No caso do padre João Bosco, os peregrinos caminham do centro de Ribeirão Cascalheira até a delegacia onde ele foi baleado na nuca por um policial (o prédio acabou derrubado e transformado no Memorial do Martírio); a caminhada por Xicão Xukuru se dá da sepultura na Aldeia Pedra D’Água até a casa de sua irmã, local do assassinato; por Dorothy Stang, o percurso é de 55 quilômetros, do Centro de Formação Pastoral São Rafael até a área de assentamento PDS Esperança, em Anapu, onde foi morta – uma particularidade é que há um túmulo também nesse local. “Nos croquis da tese, os locais do assassinato e do sepultamento – e o percurso – aparecem como fortes marcadores, como um anticaminho da morte ou hipercaminho da vida. As narrativas tratam de vida, de sangue que fortalece, de semente que brota, e que se multiplicam nos caminhantes, virando uma nova luta.”
Contexto atual
Sobre o atual contexto dos conflitos por terras no Brasil, o autor da pesquisa atenta para dois marcadores importantes no período de redemocratização, que são de proteção e ao mesmo tempo de desproteção das lideranças camponesas e indígenas pelo Estado. “Nos anos 90 e 2000 temos uma lista de lideranças protegidas por meio de órgãos como as Secretarias Especiais de Direitos Humanos e da Mulher, do Ministério da Justiça. Com o impeachment de Dilma Rousseff e a ascensão de Temer como presidente, as lideranças passam a fazer parte de uma lista de ‘marcados para morrer’ que circula entre fazendeiros e oligarquias das áreas de conflito; os órgãos de proteção começam a se afastar e se tem um processo de criminalização dos movimentos e de suas lideranças.”

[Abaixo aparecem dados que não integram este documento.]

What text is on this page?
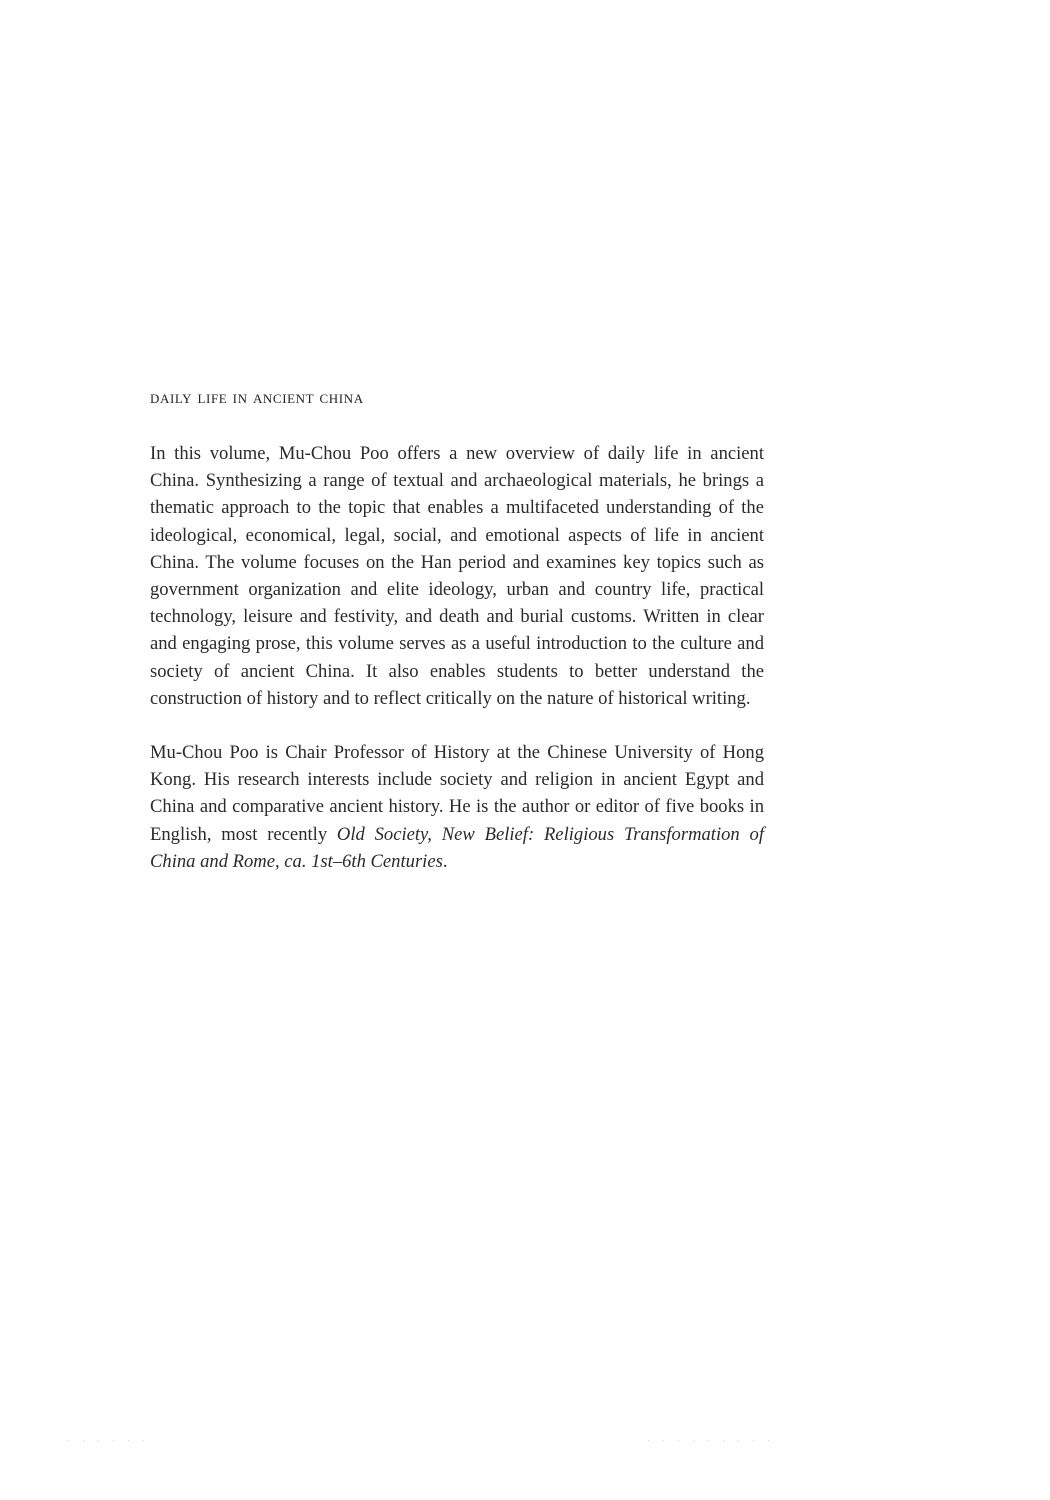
daily life in ancient china

In this volume, Mu-Chou Poo offers a new overview of daily life in ancient China. Synthesizing a range of textual and archaeological materials, he brings a thematic approach to the topic that enables a multifaceted understanding of the ideological, economical, legal, social, and emotional aspects of life in ancient China. The volume focuses on the Han period and examines key topics such as government organization and elite ideology, urban and country life, practical technology, leisure and festivity, and death and burial customs. Written in clear and engaging prose, this volume serves as a useful introduction to the culture and society of ancient China. It also enables students to better understand the construction of history and to reflect critically on the nature of historical writing.

Mu-Chou Poo is Chair Professor of History at the Chinese University of Hong Kong. His research interests include society and religion in ancient Egypt and China and comparative ancient history. He is the author or editor of five books in English, most recently Old Society, New Belief: Religious Transformation of China and Rome, ca. 1st–6th Centuries.

. . . . . .	. . . . . . . . .
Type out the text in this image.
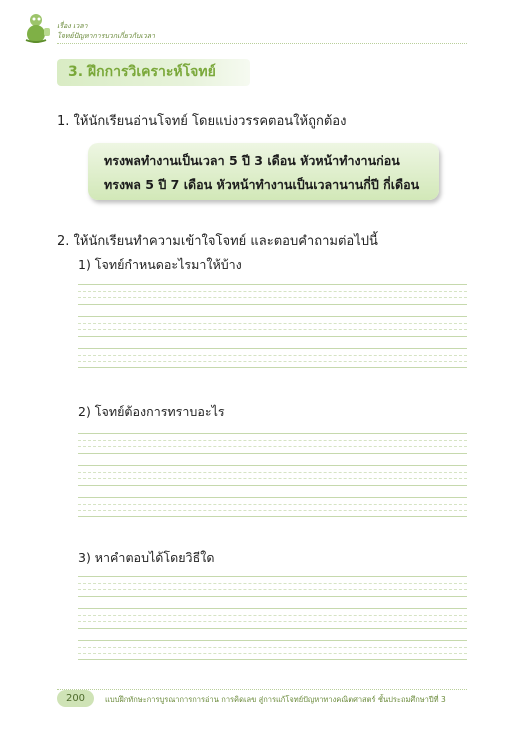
เรื่อง เวลา
โจทย์ปัญหาการบวกเกี่ยวกับเวลา
3. ฝึกการวิเคราะห์โจทย์
1. ให้นักเรียนอ่านโจทย์ โดยแบ่งวรรคตอนให้ถูกต้อง
ทรงพลทำงานเป็นเวลา 5 ปี 3 เดือน หัวหน้าทำงานก่อน
ทรงพล 5 ปี 7 เดือน หัวหน้าทำงานเป็นเวลานานกี่ปี กี่เดือน
2. ให้นักเรียนทำความเข้าใจโจทย์ และตอบคำถามต่อไปนี้
1) โจทย์กำหนดอะไรมาให้บ้าง
2) โจทย์ต้องการทราบอะไร
3) หาคำตอบได้โดยวิธีใด
200	แบบฝึกทักษะการบูรณาการการอ่าน การคิดเลข สู่การแก้โจทย์ปัญหาทางคณิตศาสตร์ ชั้นประถมศึกษาปีที่ 3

O antropólogo alerta para as notícias revelando um aumento do número de camponeses e indígenas assassinados, ameaçados e expropriados dos territórios tradicionais nos últimos dois governos. Dados de 2015 divulgados pela CPT e o Comitê Brasileiro de Defensoras e Defensores de Direitos Humanos (CBDDH) apontam 50 mortes, 114 pessoas ameaçadas e 50 tentativas de homicídio em áreas de conflitos de terra, sendo que 90% destes casos ocorreram em Rondônia, Pará e Maranhão; em 2016, os conflitos continuaram concentrados na Amazônia e Nordeste, somando 58 dos 69 assassinatos registrados.
Entre março e maio de 2017, enquanto o pesquisador acompanhava os preparativos da Romaria Padre Josimo e da Assembleia Xukuru, grandes conflitos eclodiram em áreas próximas: no dia 20 de abril, em Colniza (MT), 10 homens foram assassinados por um grupo de pistoleiros e diversas pessoas feridas e outras desaparecidas; em 30 de abril, em Viana (MA), um grupo armado atacou uma aldeia do povo Gamela e feriu aproximadamente 13 pessoas; Kátia Martins, presidente de uma associação de agricultores familiares na divisa de Castanhal e São Domingos do Capim (sudeste do Pará), foi assassinada com cinco tiros numa embosca em 04 de maio; em 24 do mesmo mês, nove homens e uma mulher foram mortos num acampamento em Pau D’Arco, também no sudeste paraense.
Edimilson Rodrigues atribui tanta violência também à omissão do Estado, que deixou de demarcar terras indígenas e de conceder títulos de assentamento para camponeses acampados ao longo de estradas. “Assim como nas décadas de 60, 70 e 80, a violência de Estado se repete agora, apoiando, inclusive com aparato policial, intimidações e assassinatos produzidos por oligarquias locais, fazendeiros, empresas de extração de madeira e minério, que invadem terras tradicionais, enquanto o governo sucateia os órgãos que protegiam essas populações. As queimadas aparecem nesse contexto, como ‘incidentes’ devidos ao clima, a chamas trazidas pelo vento.”